Indexing is the core of modern search engines. The indexing process is to process the source data into an index file that is very convenient to query. Why is indexing so important? Imagine that you want to search for documents containing a keyword in a large number of documents. If you do not create an index, you need to read these documents into the memory in sequence, then, check whether this article contains the keywords to be searched. In this case, it will take a lot of time. Think about the search engine's search results within milliseconds. This is because an index is created. You can think of an index as a data structure that allows you to quickly and randomly access the keywords stored in the index, then find the document associated with the keyword. Lucene adopts an inverted index mechanism. Reverse indexing means that we maintain a word/phrase table. For each word/phrase in this table, a linked list describes which documents contain the word/phrase. In this way, you can quickly obtain search results when entering query conditions. We will introduce the indexing mechanism of Lucene in the second part of this series. Because Lucene provides a simple and easy-to-use API, therefore, even if you are not familiar with the full text indexing mechanism at the beginning, you can easily use Lucene to index your documents.


After you have created an index for the document, you can search for these indexes. The search engine first parses the search keywords, then searches for the created indexes, and finally returns the documents associated with the keywords entered by the user.


Contact Us

The content source of this page is from Internet, which doesn't represent Alibaba Cloud's opinion; products and services mentioned on that page don't have any relationship with Alibaba Cloud. If the content of the page makes you feel confusing, please write us an email, we will handle the problem within 5 days after receiving your email.

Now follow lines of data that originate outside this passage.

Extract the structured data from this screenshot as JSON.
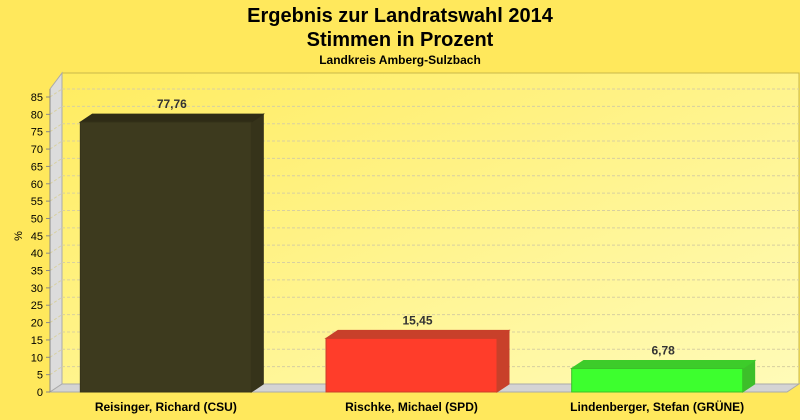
{
  "chart_data": {
    "type": "bar",
    "title": "Ergebnis zur Landratswahl 2014",
    "title_line2": "Stimmen in Prozent",
    "subtitle": "Landkreis Amberg-Sulzbach",
    "ylabel": "%",
    "xlabel": "",
    "ylim": [
      0,
      85
    ],
    "yticks": [
      0,
      5,
      10,
      15,
      20,
      25,
      30,
      35,
      40,
      45,
      50,
      55,
      60,
      65,
      70,
      75,
      80,
      85
    ],
    "grid": true,
    "style": "3d",
    "categories": [
      "Reisinger, Richard (CSU)",
      "Rischke, Michael (SPD)",
      "Lindenberger, Stefan (GRÜNE)"
    ],
    "values": [
      77.76,
      15.45,
      6.78
    ],
    "data_labels": [
      "77,76",
      "15,45",
      "6,78"
    ],
    "colors": [
      "#3d3a1e",
      "#ff3d2a",
      "#3dff2e"
    ],
    "side_colors": [
      "#36331a",
      "#c8402a",
      "#3dbf2a"
    ],
    "top_colors": [
      "#2f2c16",
      "#c8402a",
      "#3dcc2a"
    ],
    "background": "#ffe85c",
    "plot_background": "#fff8a0"
  }
}
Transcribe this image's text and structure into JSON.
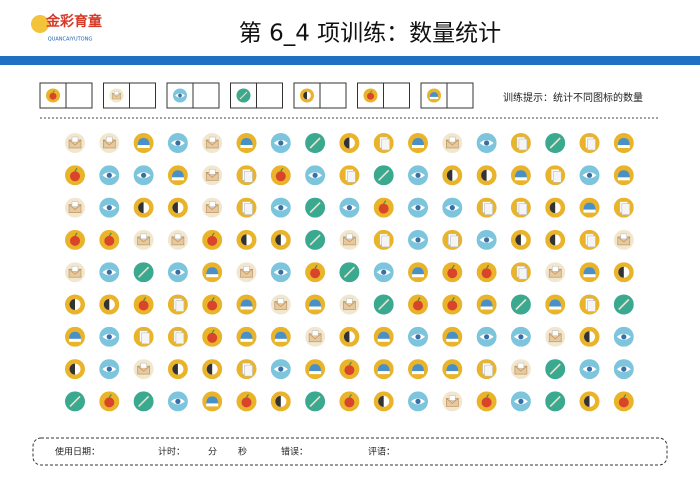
{
  "header": {
    "logo": "金彩育童",
    "logo_sub": "QUANCAIYUTONG",
    "title": "第 6_4 项训练：数量统计"
  },
  "hint": "训练提示：统计不同图标的数量",
  "footer": {
    "date": "使用日期：",
    "timer": "计时：",
    "minute": "分",
    "second": "秒",
    "errors": "错误：",
    "comment": "评语："
  }
}
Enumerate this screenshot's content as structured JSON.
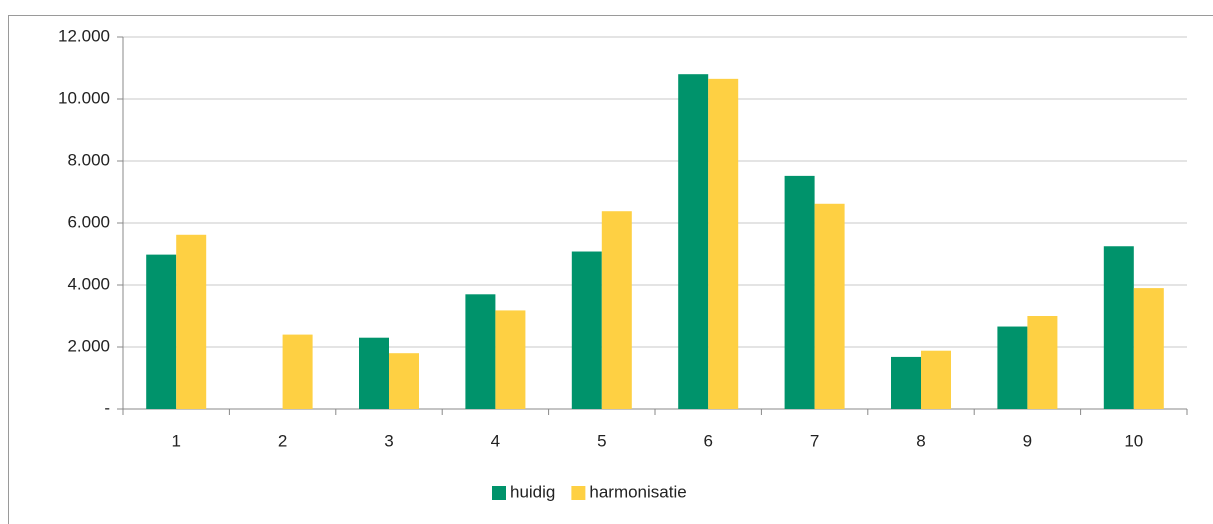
{
  "chart_data": {
    "type": "bar",
    "categories": [
      "1",
      "2",
      "3",
      "4",
      "5",
      "6",
      "7",
      "8",
      "9",
      "10"
    ],
    "series": [
      {
        "name": "huidig",
        "color": "#00936b",
        "values": [
          4980,
          0,
          2300,
          3700,
          5080,
          10800,
          7520,
          1680,
          2660,
          5250
        ]
      },
      {
        "name": "harmonisatie",
        "color": "#fed043",
        "values": [
          5620,
          2400,
          1800,
          3180,
          6380,
          10650,
          6620,
          1880,
          3000,
          3900
        ]
      }
    ],
    "ylim": [
      0,
      12000
    ],
    "yticks": [
      {
        "value": 0,
        "label": "-"
      },
      {
        "value": 2000,
        "label": "2.000"
      },
      {
        "value": 4000,
        "label": "4.000"
      },
      {
        "value": 6000,
        "label": "6.000"
      },
      {
        "value": 8000,
        "label": "8.000"
      },
      {
        "value": 10000,
        "label": "10.000"
      },
      {
        "value": 12000,
        "label": "12.000"
      }
    ],
    "grid": true,
    "legend": "bottom"
  }
}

If you find any instances of plagiarism from the community, please send an email to: info-contact@alibabacloud.com and provide relevant evidence. A staff member will contact you within 5 working days.

A Free Trial That Lets You Build Big!

Start building with 50+ products and up to 12 months usage for Elastic Compute Service

  • Sales Support

    1 on 1 presale consultation

  • After-Sales Support

    24/7 Technical Support 6 Free Tickets per Quarter Faster Response

  • Alibaba Cloud offers highly flexible support services tailored to meet your exact needs.